Kakuda made two versions of the cow; the first one white with brown spots, and a follow up version a few years later in brown with white spots. But both version tell a similar story, and that is how Kakuda thinks about all of his creations. “Honestly, I don't think that I am making puzzles. When I was a student I got interested in Karakuri Doll of Edo era. As I researched karakuri dolls, I learned about British and Japanese automata works. It was very interesting, enjoyable, and drew me in. I even chose automata as my graduation project at art college. Later, I learned about karakuri boxes and was amazed at their technology. It had a different appeal from automata. I didn't know what I could make, but I had a vague idea in my mind of "a wooden object that moves + an end point of opening."  That sounds like [something] interesting and enjoyable. There is a box and people who try to open the box. If they don't open the box, the story doesn't start. If they try to find the way, the story is found. They dialogue with the box. I would like to see the dialogue, so I make boxes. That is what I think about my works.”

Butterscotch Den Old Fashioned by Trevor Eastor and Britta Currie

I’m a fan of butter in general, and on the sweet spectrum absolutely love butterscotch too. Butterscotch is the simple combination of melted brown sugar and butter, mixed with cream. Unlike caramel, which uses a similar formula but with white sugar, butterscotch is less fussy and easier to make, which is a great trade off, even if it may not be as rich or complex in flavor. If you are a fan of the classic “Old Fashioned” cocktail, a traditional whiskey drink sweetened with a bit of sugar and a dash or two of cocktail bitters, you may have experimented with different types of sugar, which can dramatically change the whole drink. Now that you mention it, how about butterscotch?
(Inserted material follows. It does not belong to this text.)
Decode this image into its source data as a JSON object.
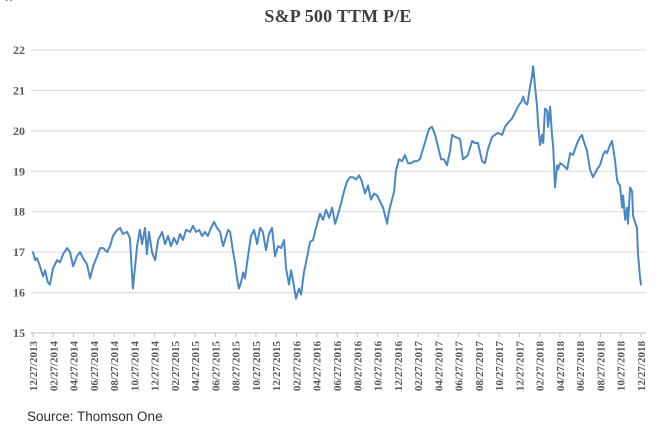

Butterscotch Den Old Fashioned cocktail

butter side up

There’s probably no better place to try a butterscotch Old Fashioned than at Sacramento, California’s retro cool Butterscotch Den, a “seventies” style grill-your-own steakhouse, cocktail bar and lounge. Their signature house drink represents the bar’s desired ethos of low-brow high-brow, having fun with using butterscotch in the typically more sophisticated cocktail, but using high quality ingredients and an elevated process one might expect from bar veteran and co-owner Trevor Eastor. The base consists of Tennessee whiskey (unique for its charcoal filtering) with hints of rye and rum, which is sweetened by an elixir they call “Butterscotch Magic” (butterscotch liqueur plus an equal amount of demerara syrup). As if that weren’t enough, the drink is finished with butterscotch Chartreuse bitters, an outrageous and outstanding homemade concoction of butterscotch candy dissolved into Angostura bitters and mixed with green Chartreuse. Now that’s my butter! Cheers!

My Butter puzzle by Yoh Kakuda and Butterscotch Den Old Fashioned cocktail

buttering you up

Butterscotch Den Old Fashioned by Trevor Eastor and Britta Currie

1 ½ oz Tennessee whiskey

¼ oz rye whiskey

¼ oz medium-aged rum

¼ oz “Butterscotch Magic”

2 dashes butterscotch Chartreuse bitters

Stir ingredients with ice and strain into an old fashioned glass over a large cube. Recommended garnish is a dehydrated orange wheel.